Compared with the PSO, the VCD technique has a similar incidence of perioperative and long-term complications (Table 2). Dura laceration mainly occurred in the lamina resection because of the dural adhesions to the ossified ligamentum flavum and was repaired with gel sponge. Transient lower extremity weakness appeared in two patients, which were limited to one side and predicted with spinal cord monitoring. When SEP or MEP prompted a neurologic deficit, the procedure of closing the osteotomy space was stopped, and the examination of the nerve root and decompression was performed. All of them recovered completely at the follow-up of 6 months. Mild sagittal translation occurred during the closing of the osteotomy space. Posterior element decompression was performed when translation was found. Presently, we observed that abdominal tensive lesions increased with VCD, perhaps in association with the larger correction in these patients. The lesions subsided several days after covering the cutaneous area with a magnesium sulfate sponge, and all recovered in 2 weeks. No life-threatening complications were observed in the two groups.

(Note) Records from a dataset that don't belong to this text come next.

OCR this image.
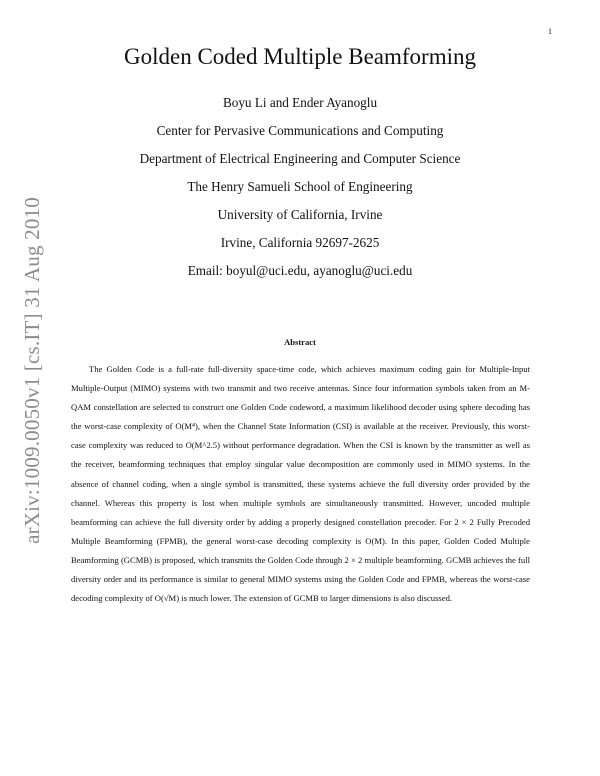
1
arXiv:1009.0050v1 [cs.IT] 31 Aug 2010
Golden Coded Multiple Beamforming
Boyu Li and Ender Ayanoglu
Center for Pervasive Communications and Computing
Department of Electrical Engineering and Computer Science
The Henry Samueli School of Engineering
University of California, Irvine
Irvine, California 92697-2625
Email: boyul@uci.edu, ayanoglu@uci.edu
Abstract

The Golden Code is a full-rate full-diversity space-time code, which achieves maximum coding gain for Multiple-Input Multiple-Output (MIMO) systems with two transmit and two receive antennas. Since four information symbols taken from an M-QAM constellation are selected to construct one Golden Code codeword, a maximum likelihood decoder using sphere decoding has the worst-case complexity of O(M⁴), when the Channel State Information (CSI) is available at the receiver. Previously, this worst-case complexity was reduced to O(M^2.5) without performance degradation. When the CSI is known by the transmitter as well as the receiver, beamforming techniques that employ singular value decomposition are commonly used in MIMO systems. In the absence of channel coding, when a single symbol is transmitted, these systems achieve the full diversity order provided by the channel. Whereas this property is lost when multiple symbols are simultaneously transmitted. However, uncoded multiple beamforming can achieve the full diversity order by adding a properly designed constellation precoder. For 2 × 2 Fully Precoded Multiple Beamforming (FPMB), the general worst-case decoding complexity is O(M). In this paper, Golden Coded Multiple Beamforming (GCMB) is proposed, which transmits the Golden Code through 2 × 2 multiple beamforming. GCMB achieves the full diversity order and its performance is similar to general MIMO systems using the Golden Code and FPMB, whereas the worst-case decoding complexity of O(√M) is much lower. The extension of GCMB to larger dimensions is also discussed.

Although the loss of correction in the PSO and VCD groups was compared in detail and the effectiveness of correction of both techniques was estimated, the limitations of this research should be mentioned. One of them is that the present study was designed retrospectively and the sample size was relatively small. While the spinopelvic balance is quite important, assessment of the pelvic parameters has not been addressed. Further study with a longer follow-up of this issue is warranted in the future.

Conclusions

In summary, the PSO osteotomy and VCD osteotomy are both safe and effective methods in treating thoracolumbar kyphosis secondary to ankylosing spondylitis. Mild loss of correction mainly occurred in the global kyphosis and showed no significant difference in both groups. Locating the hilus pulmonis as the center of gravity above the osteotomy area may help to remain the correction. While sharing a similar incidence of complications, an average of 44.10° correction was obtained by VCD osteotomy which was approximately 10° larger than that of the PSO group with a mean of 33.84°.